Remegio Vista

Personal information
- Nationality: Filipino
- Born: May 25, 1934 Tibiao, Antique, Philippine Islands
- Died: unknown
- Height: 5 ft 3 in (159 cm)
- Weight: 117 lb (53 kg)

Sport
- Sport: Sprinting
- Event: 4 × 100 metres relay

Medal record
Men's Athletics
Representing Philippines
| Event | 1st | 2nd | 3rd |
| Asian Games | 2 | 0 | 1 |
| Total | 2 | 0 | 1 |
Asian Games
| Gold medal – first place | 1958 Tokyo | 4 × 100 metres relay |
| Gold medal – first place | 1962 Jakarta | 4 × 100 metres relay |
| Bronze medal – third place | 1966 Bangkok | 4 × 100 metres relay |

= Remegio Vista =

Filipino sprinter (born 1934)

Remegio Vista (born May 25, 1934, date of death unknown) was a Filipino sprinter. He competed in the men's 4 × 100 metres relay at the 1960 Summer Olympics. Vista is deceased.

==Early life==
Remegio Vista was born on May 25, 1934, in Tibiao, Antique in the Philippines.

==Career==
Vista competed three times in the Asian Games (1958, 1962, 1966), where he won 2 gold medals and a bronze medal. He also competed at the 1960 Summer Olympics in Rome.

===Asian Games===
On the 1958 Asian Games in Tokyo, he competed in the men's 4 × 100 metres relay with Isaac Gomez, Pedro Subido and Enrique Bautista.
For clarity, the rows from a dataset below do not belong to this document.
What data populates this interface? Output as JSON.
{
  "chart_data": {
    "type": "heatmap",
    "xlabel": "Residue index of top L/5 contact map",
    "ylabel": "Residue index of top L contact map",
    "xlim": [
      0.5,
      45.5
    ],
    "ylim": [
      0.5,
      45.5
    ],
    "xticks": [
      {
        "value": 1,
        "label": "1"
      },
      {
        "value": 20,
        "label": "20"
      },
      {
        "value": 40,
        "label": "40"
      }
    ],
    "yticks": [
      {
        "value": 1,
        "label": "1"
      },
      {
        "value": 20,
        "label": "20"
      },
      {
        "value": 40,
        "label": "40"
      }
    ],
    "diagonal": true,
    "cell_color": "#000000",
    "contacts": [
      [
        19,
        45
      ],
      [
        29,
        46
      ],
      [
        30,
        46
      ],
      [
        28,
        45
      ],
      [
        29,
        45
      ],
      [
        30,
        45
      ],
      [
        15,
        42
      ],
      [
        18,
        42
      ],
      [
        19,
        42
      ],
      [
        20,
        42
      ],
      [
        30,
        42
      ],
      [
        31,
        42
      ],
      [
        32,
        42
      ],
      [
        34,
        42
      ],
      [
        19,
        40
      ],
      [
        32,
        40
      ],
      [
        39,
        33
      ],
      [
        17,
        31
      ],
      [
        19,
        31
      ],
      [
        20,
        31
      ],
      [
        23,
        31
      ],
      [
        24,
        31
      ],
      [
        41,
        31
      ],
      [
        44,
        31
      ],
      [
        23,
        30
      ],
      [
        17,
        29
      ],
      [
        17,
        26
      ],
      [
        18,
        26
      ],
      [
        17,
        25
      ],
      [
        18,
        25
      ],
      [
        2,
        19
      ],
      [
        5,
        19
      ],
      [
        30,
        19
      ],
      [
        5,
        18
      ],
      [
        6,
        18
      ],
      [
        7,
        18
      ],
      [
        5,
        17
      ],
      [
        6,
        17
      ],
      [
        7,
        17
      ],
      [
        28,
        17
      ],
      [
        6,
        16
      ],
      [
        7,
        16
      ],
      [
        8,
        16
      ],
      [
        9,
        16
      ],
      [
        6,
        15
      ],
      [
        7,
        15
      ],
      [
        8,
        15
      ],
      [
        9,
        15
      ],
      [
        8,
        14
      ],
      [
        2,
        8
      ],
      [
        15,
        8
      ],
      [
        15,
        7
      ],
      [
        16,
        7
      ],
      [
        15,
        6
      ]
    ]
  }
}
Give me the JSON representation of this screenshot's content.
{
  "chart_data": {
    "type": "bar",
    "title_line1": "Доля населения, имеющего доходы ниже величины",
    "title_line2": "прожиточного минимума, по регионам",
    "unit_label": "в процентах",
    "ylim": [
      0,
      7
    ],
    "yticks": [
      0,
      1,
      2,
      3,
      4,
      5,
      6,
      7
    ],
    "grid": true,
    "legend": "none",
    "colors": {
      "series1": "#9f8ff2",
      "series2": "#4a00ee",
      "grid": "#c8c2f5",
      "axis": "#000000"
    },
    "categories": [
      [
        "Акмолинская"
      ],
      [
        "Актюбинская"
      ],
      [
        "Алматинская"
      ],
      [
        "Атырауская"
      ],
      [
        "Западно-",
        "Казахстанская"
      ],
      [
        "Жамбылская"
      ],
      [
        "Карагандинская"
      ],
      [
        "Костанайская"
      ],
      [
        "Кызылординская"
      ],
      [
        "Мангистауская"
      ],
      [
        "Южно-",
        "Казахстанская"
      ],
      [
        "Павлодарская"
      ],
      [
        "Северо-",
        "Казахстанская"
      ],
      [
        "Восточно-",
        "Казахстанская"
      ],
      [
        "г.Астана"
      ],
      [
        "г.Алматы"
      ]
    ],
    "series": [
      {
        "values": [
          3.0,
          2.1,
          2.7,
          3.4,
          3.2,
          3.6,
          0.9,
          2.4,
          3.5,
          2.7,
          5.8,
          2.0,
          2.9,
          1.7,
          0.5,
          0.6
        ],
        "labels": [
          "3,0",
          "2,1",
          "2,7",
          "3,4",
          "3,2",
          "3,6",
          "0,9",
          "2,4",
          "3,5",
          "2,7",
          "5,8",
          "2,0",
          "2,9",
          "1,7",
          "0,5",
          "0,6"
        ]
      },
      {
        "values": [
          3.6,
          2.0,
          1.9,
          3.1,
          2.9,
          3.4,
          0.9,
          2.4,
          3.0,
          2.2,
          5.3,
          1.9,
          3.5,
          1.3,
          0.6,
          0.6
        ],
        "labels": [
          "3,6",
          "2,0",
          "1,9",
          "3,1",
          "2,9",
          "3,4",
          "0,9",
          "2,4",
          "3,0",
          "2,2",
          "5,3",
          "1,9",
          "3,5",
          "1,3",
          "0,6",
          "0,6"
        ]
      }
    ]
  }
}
They won the gold medal at the end of the event.

On the 1962 Asian Games in Jakarta, he competed again in the men's 4 × 100 metres relay with Isaac Gomez, Claro Pellosis and Rogelio Onofre. They won the gold medal once again at the end of the event.

When he competed at the 1966 Asian Games in Bangkok with Rogelio Onofre, Arnulfo Valles and William Mordeno in the men's 4 × 100 metres relay, they finished in 3rd place and got a bronze medal.

===Olympic Games===
Vista competed at the 1960 Summer Olympics in Rome with Isaac Gomez, Enrique Bautista and Rogelio Onofre but only finished in 4th place in the men's 4 × 100 metres relay.